Gob: I've got this Christian girlfriend now and she's trying to get me to be a better man and reconnect with my son and I'm trying to get her to renounce God and [bleep] me and I just want to prove to her that I'm worth it.

S.O.B.s [3.9]

Michael: That’s the point, Dad. Mr. Loblaw no longer works for us because someone wanted a boyfriend.
Tobias: Well, don’t blame me!
Michael: I was talking to Lindsay, actually, but he was clearly turned off to the both of you.

Lindsay: You know, Mom, I think the only time you cooked for us was the morning Rosa's mom died.
Buster: You gave us cereal in an ashtray.

Fakin' It [3.10]

Lucille: I just pray it's one of those things where he's unconscious through the whole trial and when he wakes up he gets BIG toy!
Michael: Did you do this, Mom? Did you put one of your own sons in a coma so he wouldn't testify?
Lucille: Michael, how dare you! Although the thought did cross my mind.

Michael: All of our family records are up here. And for some reason, this stack of bodybuilding magazines.
Tobias: Ha, well, I guess your dad must've had these from way back when. [opens magazine]

Family Ties [3.11]

George, Sr.: I just want my brother to envy my money, but he’s got that hair. Why can’t I have hair and money and him nothing?

Gob: The real problem is that she keeps saying that God is going to show me a sign. The... something of my ways. Wisdom?
Michael: It's probably wisdom.

Exit Strategy [3.12]

Richard Shaw: I’m sorry it took so long, but the Cheney Expressway was backed up all the way to Halliburton Road.

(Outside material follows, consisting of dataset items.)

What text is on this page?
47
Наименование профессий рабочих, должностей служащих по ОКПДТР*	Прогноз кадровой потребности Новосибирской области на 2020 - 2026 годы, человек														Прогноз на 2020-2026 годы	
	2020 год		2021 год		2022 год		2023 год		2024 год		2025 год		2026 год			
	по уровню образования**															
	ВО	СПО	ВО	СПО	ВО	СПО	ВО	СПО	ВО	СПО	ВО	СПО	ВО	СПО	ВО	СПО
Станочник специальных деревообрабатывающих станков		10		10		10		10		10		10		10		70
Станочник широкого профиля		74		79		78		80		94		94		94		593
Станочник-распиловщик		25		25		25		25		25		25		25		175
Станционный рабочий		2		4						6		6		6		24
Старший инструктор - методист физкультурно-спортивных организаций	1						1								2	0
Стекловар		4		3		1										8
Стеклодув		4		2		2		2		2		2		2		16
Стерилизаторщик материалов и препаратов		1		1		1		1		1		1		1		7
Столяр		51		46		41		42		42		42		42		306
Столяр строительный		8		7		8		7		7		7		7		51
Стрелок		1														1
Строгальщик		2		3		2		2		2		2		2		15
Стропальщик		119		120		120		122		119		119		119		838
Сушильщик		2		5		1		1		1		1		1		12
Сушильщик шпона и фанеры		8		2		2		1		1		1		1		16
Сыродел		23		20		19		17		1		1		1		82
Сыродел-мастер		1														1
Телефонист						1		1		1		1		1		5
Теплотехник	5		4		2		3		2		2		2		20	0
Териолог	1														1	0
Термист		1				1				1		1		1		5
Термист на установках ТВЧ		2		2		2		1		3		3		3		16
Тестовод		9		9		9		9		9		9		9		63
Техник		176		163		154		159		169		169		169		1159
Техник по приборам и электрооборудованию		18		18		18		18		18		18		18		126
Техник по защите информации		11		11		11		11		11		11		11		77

Buster: Let me go with you. I was trained by Army. I speak the language.
Michael: You speak Arabic?
Buster: La-ach-ha-tem.
Michael: What’s that mean?
Buster: No, I was just clearing my throat... but I think it actually does mean "laundry," but like a child’s laundry. We don’t really have a word for it.

Development Arrested [3.13]

Tobias: I should call the Hot Cops and tell them to dress up as something more nautically themed. Hot sailors, maybe. Or better yet, hot sea—
Michael: I like hot sailors.
Tobias: Mmmm. Me too.

Narrator: Although George Michael had only got to second base, he’d gone in head first, like Pete Rose.